この調査は、平成28年3月1日及び2日に全国の労働基準監督署に届け出られた36協定のうち、1か月当たり 45 時間を超える時間外労働が可能なものを調査の対象としたものです。なお、あくまで協定時間であり、実際の労働時間の実績ではありません。

今回公表されたデータは、いわゆる「特別条項」の事由をサンプル集計したものです。

それによれば、「特別の事情」で最も多いのは、「取引先都合による業務の繁忙、納期ひっ迫」で21.3%、続いて「一般顧客の集中による業務の繁忙」で11.9%、さらに「予算・決算・経理業務」(9.3%)、「機械等の故障等のトラブルへの対応」(9.1%)と続きます。

「取引先都合による業務の繁忙、納期ひっ迫」では、特に製造業では40.7%に及び、建設業(38.3%)、貨物取扱業(33.3%)でも比較的高い割合となっています。

さらに、1か月80時間超の時間外労働を定めた「特別条項」の「特別の事情」では、「取引先都合による業務の繁忙、納期ひっ迫」で25.1%、次に「機械等の故障等のトラブルへの対応」(9.6%)となっています。

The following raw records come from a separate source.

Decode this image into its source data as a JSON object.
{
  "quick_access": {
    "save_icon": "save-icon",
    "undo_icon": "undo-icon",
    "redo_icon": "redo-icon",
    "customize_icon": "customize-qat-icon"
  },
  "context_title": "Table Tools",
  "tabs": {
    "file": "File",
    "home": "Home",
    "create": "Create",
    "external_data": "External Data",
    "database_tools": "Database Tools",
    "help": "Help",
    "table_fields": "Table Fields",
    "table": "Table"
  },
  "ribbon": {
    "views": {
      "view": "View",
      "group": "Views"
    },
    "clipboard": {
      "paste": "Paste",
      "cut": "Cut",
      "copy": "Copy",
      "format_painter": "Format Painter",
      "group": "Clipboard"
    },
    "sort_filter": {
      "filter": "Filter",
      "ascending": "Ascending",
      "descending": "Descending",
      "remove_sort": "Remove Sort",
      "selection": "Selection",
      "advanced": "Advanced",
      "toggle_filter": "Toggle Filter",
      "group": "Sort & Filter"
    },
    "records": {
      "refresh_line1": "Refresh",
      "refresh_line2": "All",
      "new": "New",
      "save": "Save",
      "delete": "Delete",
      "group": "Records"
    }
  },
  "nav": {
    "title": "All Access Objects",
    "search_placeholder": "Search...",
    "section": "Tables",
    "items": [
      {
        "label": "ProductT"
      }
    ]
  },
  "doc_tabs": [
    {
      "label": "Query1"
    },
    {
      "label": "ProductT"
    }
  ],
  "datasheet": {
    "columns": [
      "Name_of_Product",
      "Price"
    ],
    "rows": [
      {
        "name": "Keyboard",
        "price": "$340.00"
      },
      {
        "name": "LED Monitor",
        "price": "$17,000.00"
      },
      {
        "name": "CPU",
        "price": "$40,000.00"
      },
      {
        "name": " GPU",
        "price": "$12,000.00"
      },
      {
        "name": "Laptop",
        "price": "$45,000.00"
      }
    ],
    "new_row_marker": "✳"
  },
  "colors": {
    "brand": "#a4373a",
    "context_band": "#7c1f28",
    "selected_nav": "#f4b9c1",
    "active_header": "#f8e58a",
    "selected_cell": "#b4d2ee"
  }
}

また、「特別延長時間」に関する調査では、70時間超の割合が65.2%、80時間超の割合が16.8となっており、多くの企業が70時間超80時間以下の特別延長時間を設定していることがうかがえます。これは、いわゆる過労死基準を参照していること、80時間超の特別延長時間を定めていると監督署から指導が行われやすいといわれている(?)ことなどの理由が推測されます。

このような統計的な情報も踏まえて自社の現状と照らしててみるのもよいでしょう。